The treatment of Myanmar's Rohingya minority has been horrific. But the international anger over Aung San Suu Kyi's failure to take firm action is misguided, writes Peter A. Coclanis in Foreign Policy. She is who she has always been – including a politician with little room for maneuver.
"Aung San Suu Kyi isn't a monster. She's a political realist, attempting to do the best she can with limited power in an extremely volatile young democracy where the military still wields massive veto power," Coclanis writes. "That has caused her to make what may be considered callous decisions and to sacrifice the interests of a minority for those of the majority she believes she is tasked with representing. Unlike many of her critics, Aung San Suu Kyi isn't a free actor thousands of miles away who can speak without consequence; she's in a highly risky and painful position."

What Went Wrong for the West? The C Word

Whatever the intentions of a rising China, the reality is that the West currently has little capacity for handling it. For that, it only has itself to blame, suggests Martin Wolf in the Financial Times. After all, it squandered its biggest advantage: Competence.
"The dominant view among the rest used to be that the West was interventionist, selfish and hypocritical, but competent. After the financial crisis and the rise of populism, the ability of the West to run its economic and political systems well has come into doubt. For those who believe in democracy and the market economy as expressions of individual freedom, these failures are distressing. They can only be dealt with by reforms. Unfortunately, what the West is getting instead is unproductive rage," Wolf writes.

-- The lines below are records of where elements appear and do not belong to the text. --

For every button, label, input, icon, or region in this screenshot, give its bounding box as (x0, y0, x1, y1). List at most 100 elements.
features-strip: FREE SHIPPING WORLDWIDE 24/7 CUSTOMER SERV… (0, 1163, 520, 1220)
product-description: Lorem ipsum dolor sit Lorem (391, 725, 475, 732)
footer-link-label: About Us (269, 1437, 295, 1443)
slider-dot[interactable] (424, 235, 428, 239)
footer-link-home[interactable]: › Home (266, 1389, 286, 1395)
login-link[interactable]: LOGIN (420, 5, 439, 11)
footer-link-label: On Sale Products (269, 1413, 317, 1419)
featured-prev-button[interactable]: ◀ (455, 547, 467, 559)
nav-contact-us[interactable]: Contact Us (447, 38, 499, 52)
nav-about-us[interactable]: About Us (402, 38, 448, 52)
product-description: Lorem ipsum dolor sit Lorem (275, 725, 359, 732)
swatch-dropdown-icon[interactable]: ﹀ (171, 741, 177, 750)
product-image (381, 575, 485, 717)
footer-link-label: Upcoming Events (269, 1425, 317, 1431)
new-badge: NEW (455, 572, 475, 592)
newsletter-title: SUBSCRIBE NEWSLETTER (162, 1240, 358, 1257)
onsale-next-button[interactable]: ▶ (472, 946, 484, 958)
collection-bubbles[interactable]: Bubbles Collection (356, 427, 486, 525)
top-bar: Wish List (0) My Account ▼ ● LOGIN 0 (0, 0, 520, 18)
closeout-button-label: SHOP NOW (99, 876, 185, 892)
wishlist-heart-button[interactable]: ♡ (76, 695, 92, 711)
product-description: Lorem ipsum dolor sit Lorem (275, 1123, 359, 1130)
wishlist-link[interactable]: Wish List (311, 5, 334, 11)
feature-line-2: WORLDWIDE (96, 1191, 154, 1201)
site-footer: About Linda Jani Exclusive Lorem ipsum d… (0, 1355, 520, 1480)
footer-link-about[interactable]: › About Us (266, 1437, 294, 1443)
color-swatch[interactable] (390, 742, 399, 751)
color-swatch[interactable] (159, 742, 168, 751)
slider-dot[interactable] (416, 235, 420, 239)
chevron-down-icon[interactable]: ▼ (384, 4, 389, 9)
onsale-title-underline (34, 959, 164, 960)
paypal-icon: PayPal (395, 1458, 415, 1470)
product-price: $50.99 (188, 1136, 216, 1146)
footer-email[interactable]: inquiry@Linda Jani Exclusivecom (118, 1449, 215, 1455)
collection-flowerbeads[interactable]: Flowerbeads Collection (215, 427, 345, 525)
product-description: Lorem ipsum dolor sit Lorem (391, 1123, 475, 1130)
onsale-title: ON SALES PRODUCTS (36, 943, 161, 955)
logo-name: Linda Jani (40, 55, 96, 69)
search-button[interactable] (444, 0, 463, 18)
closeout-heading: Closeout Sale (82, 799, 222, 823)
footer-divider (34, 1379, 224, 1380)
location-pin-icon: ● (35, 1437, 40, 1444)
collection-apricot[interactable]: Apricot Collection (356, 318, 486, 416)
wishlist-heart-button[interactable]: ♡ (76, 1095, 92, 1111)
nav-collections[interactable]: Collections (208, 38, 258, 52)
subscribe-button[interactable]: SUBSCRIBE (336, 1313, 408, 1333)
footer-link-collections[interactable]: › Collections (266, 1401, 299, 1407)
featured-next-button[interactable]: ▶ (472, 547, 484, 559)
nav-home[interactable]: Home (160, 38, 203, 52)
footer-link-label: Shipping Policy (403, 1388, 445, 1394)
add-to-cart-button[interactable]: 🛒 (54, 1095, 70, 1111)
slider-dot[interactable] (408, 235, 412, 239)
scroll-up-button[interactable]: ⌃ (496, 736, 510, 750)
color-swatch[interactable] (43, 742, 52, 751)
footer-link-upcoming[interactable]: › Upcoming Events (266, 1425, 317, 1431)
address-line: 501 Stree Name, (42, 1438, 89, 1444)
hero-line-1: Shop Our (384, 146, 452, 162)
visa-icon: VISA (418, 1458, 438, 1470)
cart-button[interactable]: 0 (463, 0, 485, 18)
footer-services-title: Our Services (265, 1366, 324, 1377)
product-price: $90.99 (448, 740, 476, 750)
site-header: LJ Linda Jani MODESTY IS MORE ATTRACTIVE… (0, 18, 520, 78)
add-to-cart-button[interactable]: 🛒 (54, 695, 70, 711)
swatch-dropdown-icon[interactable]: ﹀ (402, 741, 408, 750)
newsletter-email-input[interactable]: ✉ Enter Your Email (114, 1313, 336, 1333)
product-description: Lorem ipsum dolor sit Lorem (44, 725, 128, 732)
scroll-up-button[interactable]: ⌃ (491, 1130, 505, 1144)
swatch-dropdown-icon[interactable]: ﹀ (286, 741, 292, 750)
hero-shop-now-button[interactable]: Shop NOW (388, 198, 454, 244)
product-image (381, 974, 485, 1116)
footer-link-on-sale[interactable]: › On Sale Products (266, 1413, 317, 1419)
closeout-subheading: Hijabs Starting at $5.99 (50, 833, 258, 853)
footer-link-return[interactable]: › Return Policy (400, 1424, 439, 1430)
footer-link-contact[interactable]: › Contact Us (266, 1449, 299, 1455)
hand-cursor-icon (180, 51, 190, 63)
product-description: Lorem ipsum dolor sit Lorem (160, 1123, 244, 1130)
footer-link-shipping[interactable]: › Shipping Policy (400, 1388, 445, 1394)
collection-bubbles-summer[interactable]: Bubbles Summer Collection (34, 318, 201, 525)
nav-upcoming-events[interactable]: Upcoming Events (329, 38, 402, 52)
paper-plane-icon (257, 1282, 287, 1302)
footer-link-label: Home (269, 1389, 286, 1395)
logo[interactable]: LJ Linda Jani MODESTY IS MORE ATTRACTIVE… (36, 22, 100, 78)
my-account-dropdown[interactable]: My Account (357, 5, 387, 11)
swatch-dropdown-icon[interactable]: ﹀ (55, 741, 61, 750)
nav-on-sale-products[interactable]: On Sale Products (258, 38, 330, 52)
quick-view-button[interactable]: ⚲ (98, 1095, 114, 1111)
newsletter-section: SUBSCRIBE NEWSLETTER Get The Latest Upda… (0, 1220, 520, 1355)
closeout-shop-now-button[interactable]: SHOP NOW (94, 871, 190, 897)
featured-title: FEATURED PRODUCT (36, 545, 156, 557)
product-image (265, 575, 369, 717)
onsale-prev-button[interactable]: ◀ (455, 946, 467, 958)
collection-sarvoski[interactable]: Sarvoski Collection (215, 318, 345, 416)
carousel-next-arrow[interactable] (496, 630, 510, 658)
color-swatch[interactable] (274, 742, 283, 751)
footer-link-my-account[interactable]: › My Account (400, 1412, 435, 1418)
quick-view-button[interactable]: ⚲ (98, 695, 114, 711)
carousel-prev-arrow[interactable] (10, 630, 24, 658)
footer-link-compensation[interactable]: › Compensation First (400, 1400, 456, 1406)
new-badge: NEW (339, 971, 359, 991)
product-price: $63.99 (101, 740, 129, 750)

"The West needs to think much harder about how such a world should work. The US administration's view — that the unilateral exercise of US power is all that is needed — will fail. It will not manage the global commons that way, not that the Trump administration cares about that, at all. It will also not achieve stability: if it doubts that, it should look at the cauldron that the Middle East has become after endless interventions."